As their pace was leisurely, I determined to follow them until I came again within range, as I was sure that they would stop and feed in a short time.
They must have led me a mile or more at least before they again halted and commenced to browse upon the rank, luxuriant grasses. All the time that I had followed them I had kept both eyes and ears alert for sign or sound that would indicate the presence of Felis tigris; but so far not the slightest indication of the beast had been apparent.

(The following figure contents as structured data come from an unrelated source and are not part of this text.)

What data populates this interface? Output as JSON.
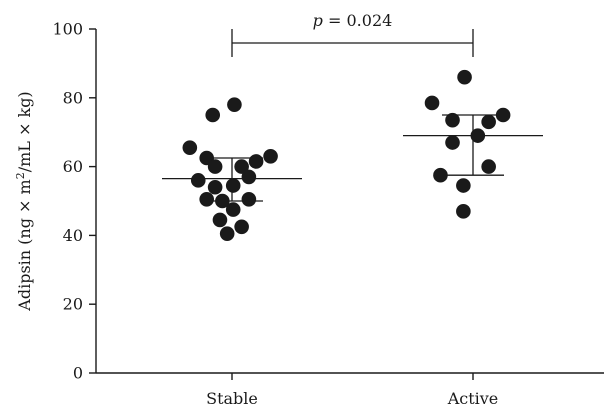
{
  "chart_data": {
    "type": "scatter",
    "title": "",
    "xlabel": "",
    "ylabel_parts": {
      "prefix": "Adipsin (ng × m",
      "sup": "2",
      "suffix": "/mL × kg)"
    },
    "categories": [
      "Stable",
      "Active"
    ],
    "ylim": [
      0,
      100
    ],
    "yticks": [
      "0",
      "20",
      "40",
      "60",
      "80",
      "100"
    ],
    "grid": false,
    "legend": "none",
    "series": [
      {
        "category": "Stable",
        "mean": 56.5,
        "sd_lower": 50.0,
        "sd_upper": 62.5,
        "points": [
          {
            "offset": -0.35,
            "y": 65.5
          },
          {
            "offset": -0.28,
            "y": 56.0
          },
          {
            "offset": -0.21,
            "y": 62.5
          },
          {
            "offset": -0.21,
            "y": 50.5
          },
          {
            "offset": -0.16,
            "y": 75.0
          },
          {
            "offset": -0.14,
            "y": 54.0
          },
          {
            "offset": -0.14,
            "y": 60.0
          },
          {
            "offset": -0.1,
            "y": 44.5
          },
          {
            "offset": -0.08,
            "y": 50.0
          },
          {
            "offset": -0.04,
            "y": 40.5
          },
          {
            "offset": 0.02,
            "y": 78.0
          },
          {
            "offset": 0.01,
            "y": 54.5
          },
          {
            "offset": 0.01,
            "y": 47.5
          },
          {
            "offset": 0.08,
            "y": 42.5
          },
          {
            "offset": 0.08,
            "y": 60.0
          },
          {
            "offset": 0.14,
            "y": 57.0
          },
          {
            "offset": 0.14,
            "y": 50.5
          },
          {
            "offset": 0.2,
            "y": 61.5
          },
          {
            "offset": 0.32,
            "y": 63.0
          }
        ]
      },
      {
        "category": "Active",
        "mean": 69.0,
        "sd_lower": 57.5,
        "sd_upper": 75.0,
        "points": [
          {
            "offset": -0.34,
            "y": 78.5
          },
          {
            "offset": -0.27,
            "y": 57.5
          },
          {
            "offset": -0.17,
            "y": 73.5
          },
          {
            "offset": -0.17,
            "y": 67.0
          },
          {
            "offset": -0.08,
            "y": 54.5
          },
          {
            "offset": -0.08,
            "y": 47.0
          },
          {
            "offset": -0.07,
            "y": 86.0
          },
          {
            "offset": 0.04,
            "y": 69.0
          },
          {
            "offset": 0.13,
            "y": 73.0
          },
          {
            "offset": 0.13,
            "y": 60.0
          },
          {
            "offset": 0.25,
            "y": 75.0
          }
        ]
      }
    ],
    "annotation": {
      "p_symbol": "p",
      "p_text": " = 0.024",
      "from": "Stable",
      "to": "Active"
    }
  }
}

As I crept closer to the antelope, sure this time of a good shot at a large buck, I suddenly saw something that caused me to forget all abo
ut my prey in wonderment.
It was the figure of an immense grey-black creature, rearing its colossal shoulders twelve or fourteen feet above the ground. Never in my life had I seen such a beast, nor did I at first recognize it, so different in appearance is the live reality from the stuffed, unnatural specimens preserved to us in our museums.
But presently I guessed the identity of the mighty creature as Elephas africanus, or, as the ancients commonly described it, African elephant.
The antelope, although in plain view of the huge beast, paid not the slightest attention to it, and I was so wrapped up in watching the mighty pachyderm that I quite forgot to shoot at the buck and presently, and in quite a startling manner, it became impossible to do so.
The elephant was browsing upon the young and tender shoots of some low bushes, waving his great ears and switching his short tail. The antelope, scarce twenty paces from him, continued their feeding, when suddenly, from close beside the latter, there came a most terrifying roar, and I saw a great, tawny body shoot, from the concealing verdure beyond the antelope, full upon the back of a small buck.
Instantly the scene changed from one of quiet and peace to indescribable chaos. The startled and terrified buck uttered cries of agony. His fellows broke and leaped off in all directions. The elephant raised his trunk, and, trumpeting loudly, lumbered off through the wood, crushing down small trees and trampling bushes in his mad flight.
Growling horribly, a huge lion stood across the body of his prey — such a creature as no Pan-American of the twenty-second century had ever beheld until my eyes rested upon this lordly specimen of “the king of beasts.” But what a different creature was this fierce-eyed demon, palpitating with life and vigor, glossy of coat, alert, growling, magnificent, from the dingy, moth-eaten replicas beneath their glass cases in the stuffy halls of our public museums.